Ten Tips for Home Fire Safety

1. Install Smoke Detectors

Working smoke detectors can alert you to a fire in your home in time for you to escape, even if you are sleeping. Install smoke detectors on every level of your home, including the basement, and outside each sleeping area. If you sleep with the door closed, install one inside your sleeping area as well.

2. Plan Your Escape

If a fire breaks out in your home, you have to get out fast. Prepare for a fire emergency by sitting down with your family and agreeing on an escape plan. Be sure that everyone knows at least two unobstructed exits – doors and windows – from every room.
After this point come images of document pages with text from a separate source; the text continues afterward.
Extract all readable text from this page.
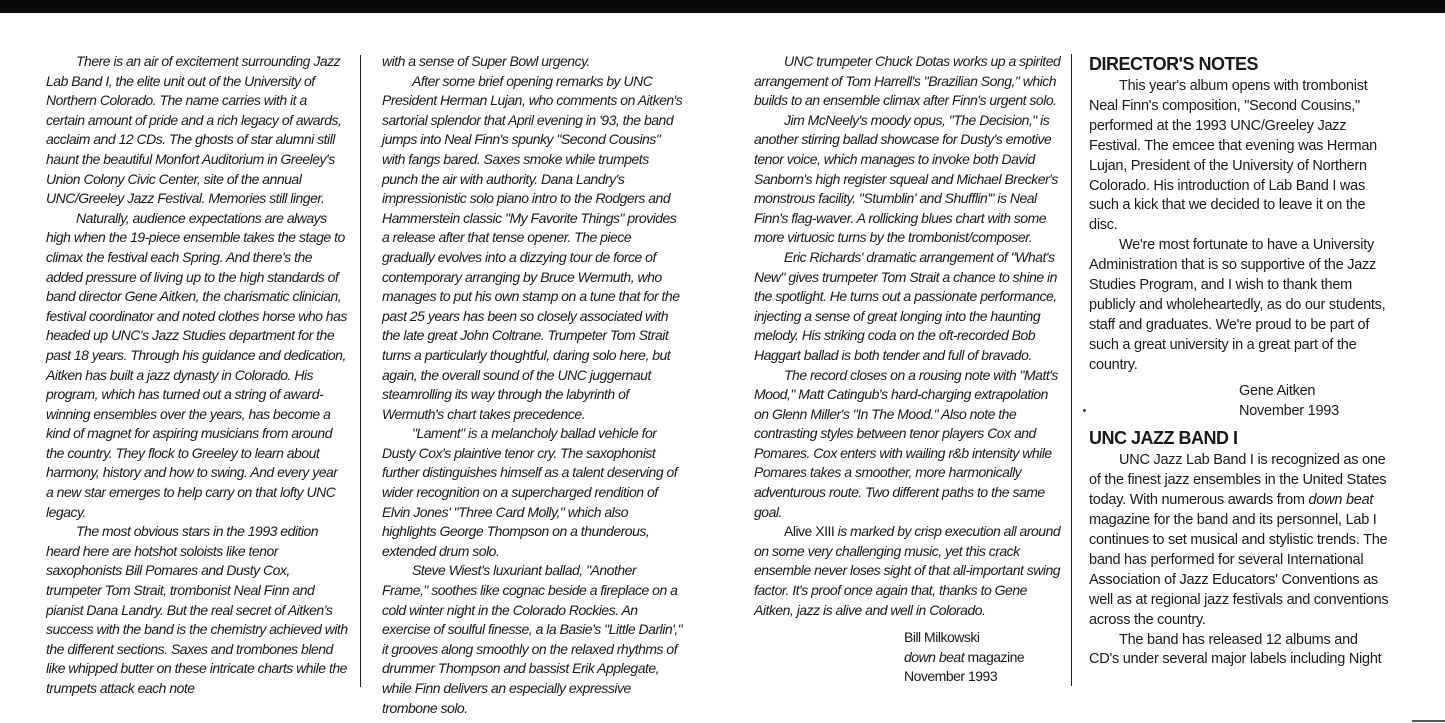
There is an air of excitement surrounding Jazz Lab Band I, the elite unit out of the University of Northern Colorado. The name carries with it a certain amount of pride and a rich legacy of awards, acclaim and 12 CDs. The ghosts of star alumni still haunt the beautiful Monfort Auditorium in Greeley's Union Colony Civic Center, site of the annual UNC/Greeley Jazz Festival. Memories still linger.

Naturally, audience expectations are always high when the 19-piece ensemble takes the stage to climax the festival each Spring. And there's the added pressure of living up to the high standards of band director Gene Aitken, the charismatic clinician, festival coordinator and noted clothes horse who has headed up UNC's Jazz Studies department for the past 18 years. Through his guidance and dedication, Aitken has built a jazz dynasty in Colorado. His program, which has turned out a string of award-winning ensembles over the years, has become a kind of magnet for aspiring musicians from around the country. They flock to Greeley to learn about harmony, history and how to swing. And every year a new star emerges to help carry on that lofty UNC legacy.

The most obvious stars in the 1993 edition heard here are hotshot soloists like tenor saxophonists Bill Pomares and Dusty Cox, trumpeter Tom Strait, trombonist Neal Finn and pianist Dana Landry. But the real secret of Aitken's success with the band is the chemistry achieved with the different sections. Saxes and trombones blend like whipped butter on these intricate charts while the trumpets attack each note

with a sense of Super Bowl urgency.

After some brief opening remarks by UNC President Herman Lujan, who comments on Aitken's sartorial splendor that April evening in '93, the band jumps into Neal Finn's spunky "Second Cousins" with fangs bared. Saxes smoke while trumpets punch the air with authority. Dana Landry's impressionistic solo piano intro to the Rodgers and Hammerstein classic "My Favorite Things" provides a release after that tense opener. The piece gradually evolves into a dizzying tour de force of contemporary arranging by Bruce Wermuth, who manages to put his own stamp on a tune that for the past 25 years has been so closely associated with the late great John Coltrane. Trumpeter Tom Strait turns a particularly thoughtful, daring solo here, but again, the overall sound of the UNC juggernaut steamrolling its way through the labyrinth of Wermuth's chart takes precedence.

"Lament" is a melancholy ballad vehicle for Dusty Cox's plaintive tenor cry. The saxophonist further distinguishes himself as a talent deserving of wider recognition on a supercharged rendition of Elvin Jones' "Three Card Molly," which also highlights George Thompson on a thunderous, extended drum solo.

Steve Wiest's luxuriant ballad, "Another Frame," soothes like cognac beside a fireplace on a cold winter night in the Colorado Rockies. An exercise of soulful finesse, a la Basie's "Little Darlin'," it grooves along smoothly on the relaxed rhythms of drummer Thompson and bassist Erik Applegate, while Finn delivers an especially expressive trombone solo.

UNC trumpeter Chuck Dotas works up a spirited arrangement of Tom Harrell's "Brazilian Song," which builds to an ensemble climax after Finn's urgent solo.

Jim McNeely's moody opus, "The Decision," is another stirring ballad showcase for Dusty's emotive tenor voice, which manages to invoke both David Sanborn's high register squeal and Michael Brecker's monstrous facility. "Stumblin' and Shufflin'" is Neal Finn's flag-waver. A rollicking blues chart with some more virtuosic turns by the trombonist/composer.

Eric Richards' dramatic arrangement of "What's New" gives trumpeter Tom Strait a chance to shine in the spotlight. He turns out a passionate performance, injecting a sense of great longing into the haunting melody. His striking coda on the oft-recorded Bob Haggart ballad is both tender and full of bravado.

The record closes on a rousing note with "Matt's Mood," Matt Catingub's hard-charging extrapolation on Glenn Miller's "In The Mood." Also note the contrasting styles between tenor players Cox and Pomares. Cox enters with wailing r&b intensity while Pomares takes a smoother, more harmonically adventurous route. Two different paths to the same goal.

Alive XIII is marked by crisp execution all around on some very challenging music, yet this crack ensemble never loses sight of that all-important swing factor. It's proof once again that, thanks to Gene Aitken, jazz is alive and well in Colorado.

Bill Milkowski
down beat magazine
November 1993
DIRECTOR'S NOTES

This year's album opens with trombonist Neal Finn's composition, "Second Cousins," performed at the 1993 UNC/Greeley Jazz Festival. The emcee that evening was Herman Lujan, President of the University of Northern Colorado. His introduction of Lab Band I was such a kick that we decided to leave it on the disc.

We're most fortunate to have a University Administration that is so supportive of the Jazz Studies Program, and I wish to thank them publicly and wholeheartedly, as do our students, staff and graduates. We're proud to be part of such a great university in a great part of the country.

Gene Aitken
November 1993
UNC JAZZ BAND I

UNC Jazz Lab Band I is recognized as one of the finest jazz ensembles in the United States today. With numerous awards from down beat magazine for the band and its personnel, Lab I continues to set musical and stylistic trends. The band has performed for several International Association of Jazz Educators' Conventions as well as at regional jazz festivals and conventions across the country.

The band has released 12 albums and CD's under several major labels including Night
If you live in an apartment building, do not include elevators in your escape plan. Decide on a meeting place outside where everyone will meet after they escape. Have your entire household practice your escape plan at least twice a year.

3. Keep an Eye on Smokers

Careless smoking is the leading cause of fire deaths in America. Smoking in bed or when you are drowsy could be deadly. Provide smokers with large, deep, non-tip ashtrays and soak butts with water before discarding them. Before going to bed or leaving home after someone has been smoking, check under and around cushions and upholstered furniture for smoldering cigarettes.

4. Cook Carefully

Never leave cooking unattended. Keep cooking areas clear of combustibles and wear clothes with short, rolled-up, or tight-fitting sleeves when you cook. Turn pot handles inward on the stove where you can’t bump them and also so that children can’t grab them. Enforce a “Kids-Free-Zone” three feet (1 meter) around your kitchen stove. If grease catches fire in a pan, slide a lid over the pan to smother the flames and turn off the heat. Importantly, leave the lid on until cool.
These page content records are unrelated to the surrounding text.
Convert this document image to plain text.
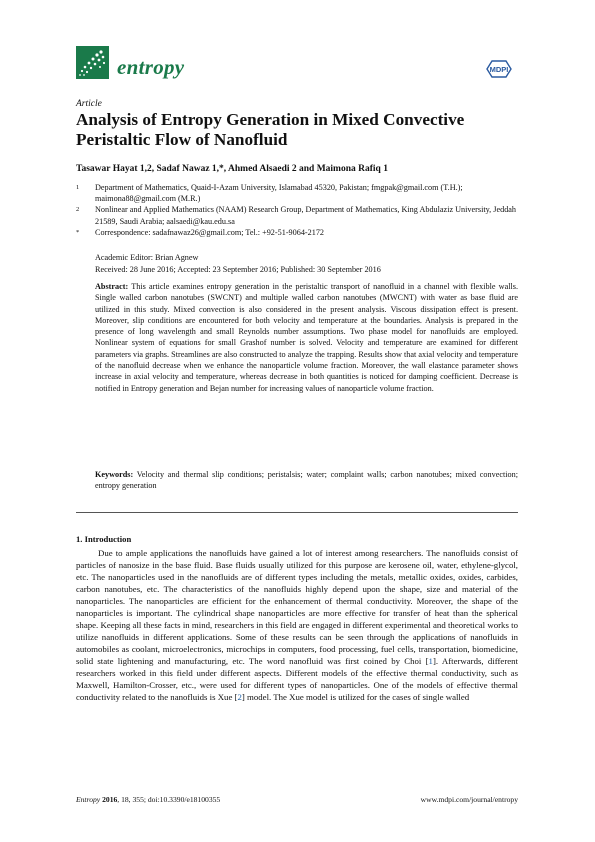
entropy	MDPI
Article
Analysis of Entropy Generation in Mixed Convective Peristaltic Flow of Nanofluid
Tasawar Hayat 1,2, Sadaf Nawaz 1,*, Ahmed Alsaedi 2 and Maimona Rafiq 1
1	Department of Mathematics, Quaid-I-Azam University, Islamabad 45320, Pakistan; fmgpak@gmail.com (T.H.); maimona88@gmail.com (M.R.)
2	Nonlinear and Applied Mathematics (NAAM) Research Group, Department of Mathematics, King Abdulaziz University, Jeddah 21589, Saudi Arabia; aalsaedi@kau.edu.sa
*	Correspondence: sadafnawaz26@gmail.com; Tel.: +92-51-9064-2172
Academic Editor: Brian Agnew
Received: 28 June 2016; Accepted: 23 September 2016; Published: 30 September 2016
Abstract: This article examines entropy generation in the peristaltic transport of nanofluid in a channel with flexible walls. Single walled carbon nanotubes (SWCNT) and multiple walled carbon nanotubes (MWCNT) with water as base fluid are utilized in this study. Mixed convection is also considered in the present analysis. Viscous dissipation effect is present. Moreover, slip conditions are encountered for both velocity and temperature at the boundaries. Analysis is prepared in the presence of long wavelength and small Reynolds number assumptions. Two phase model for nanofluids are employed. Nonlinear system of equations for small Grashof number is solved. Velocity and temperature are examined for different parameters via graphs. Streamlines are also constructed to analyze the trapping. Results show that axial velocity and temperature of the nanofluid decrease when we enhance the nanoparticle volume fraction. Moreover, the wall elastance parameter shows increase in axial velocity and temperature, whereas decrease in both quantities is noticed for damping coefficient. Decrease is notified in Entropy generation and Bejan number for increasing values of nanoparticle volume fraction.
Keywords: Velocity and thermal slip conditions; peristalsis; water; complaint walls; carbon nanotubes; mixed convection; entropy generation
1. Introduction

Due to ample applications the nanofluids have gained a lot of interest among researchers. The nanofluids consist of particles of nanosize in the base fluid. Base fluids usually utilized for this purpose are kerosene oil, water, ethylene-glycol, etc. The nanoparticles used in the nanofluids are of different types including the metals, metallic oxides, oxides, carbides, carbon nanotubes, etc. The characteristics of the nanofluids highly depend upon the shape, size and material of the nanoparticles. The nanoparticles are efficient for the enhancement of thermal conductivity. Moreover, the shape of the nanoparticles is important. The cylindrical shape nanoparticles are more effective for transfer of heat than the spherical shape. Keeping all these facts in mind, researchers in this field are engaged in different experimental and theoretical works to utilize nanofluids in different applications. Some of these results can be seen through the applications of nanofluids in automobiles as coolant, microelectronics, microchips in computers, food processing, fuel cells, transportation, biomedicine, solid state lightening and manufacturing, etc. The word nanofluid was first coined by Choi [1]. Afterwards, different researchers worked in this field under different aspects. Different models of the effective thermal conductivity, such as Maxwell, Hamilton-Crosser, etc., were used for different types of nanoparticles. One of the models of effective thermal conductivity related to the nanofluids is Xue [2] model. The Xue model is utilized for the cases of single walled

Entropy 2016, 18, 355; doi:10.3390/e18100355	www.mdpi.com/journal/entropy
5. Give Space Heaters Space

Keep portable heaters and space heaters at least 3 feet (1 meter) away from anything that can burn. Keep children and pets away from heaters, and never leave heaters on when you leave home or go to bed.

6. Remember: Matches and Lighters are Tools, not Toys

In a child’s hands, matches and lighters can be deadly. So, use only child-resistant lighters and store all matches and lighters up high, where small children can’t see or reach them, preferably in a locked cabinet. Teach your children that matches and lighters are tools, not toys, and should be used only by adults or under adult supervision. Also, teach young children to tell a grown-up if they find matches or lighters; older children should bring matches and lighters to adults immediately.

7. Cool a Burn

Run cool water over a burn for 10 to 15 minutes. Never put butter or any other grease on a burn. If the burned skin blisters or is charred, see a doctor immediately. Never use ice.

8. Use Electricity Safely

If an electrical appliance smokes or has an unusual smell, unplug it immediately, then have it serviced before using it again. Replace any electrical cord that is cracked or frayed. Don’t overload extension cords or run them under rugs. Don’t tamper with your fuse box or use improper-size fuses.

9. Crawl Low Under Smoke

During a fire, smoke and poisonous gasses rise with the heat. So, the air is cleaner near the floor. If you encounter smoke while you are escaping from a fire, use an alternative escape route. However, if you must escape through smoke, crawl on your hands and knees, keeping your head 12 to 24 inches (30 to 60 centimeters) above the floor.

10. Stop, Drop, and Roll

If your clothes catch fire, don’t run. Stop where you are, drop to the ground, cover your face with your hands, and roll over and over to smother the flames.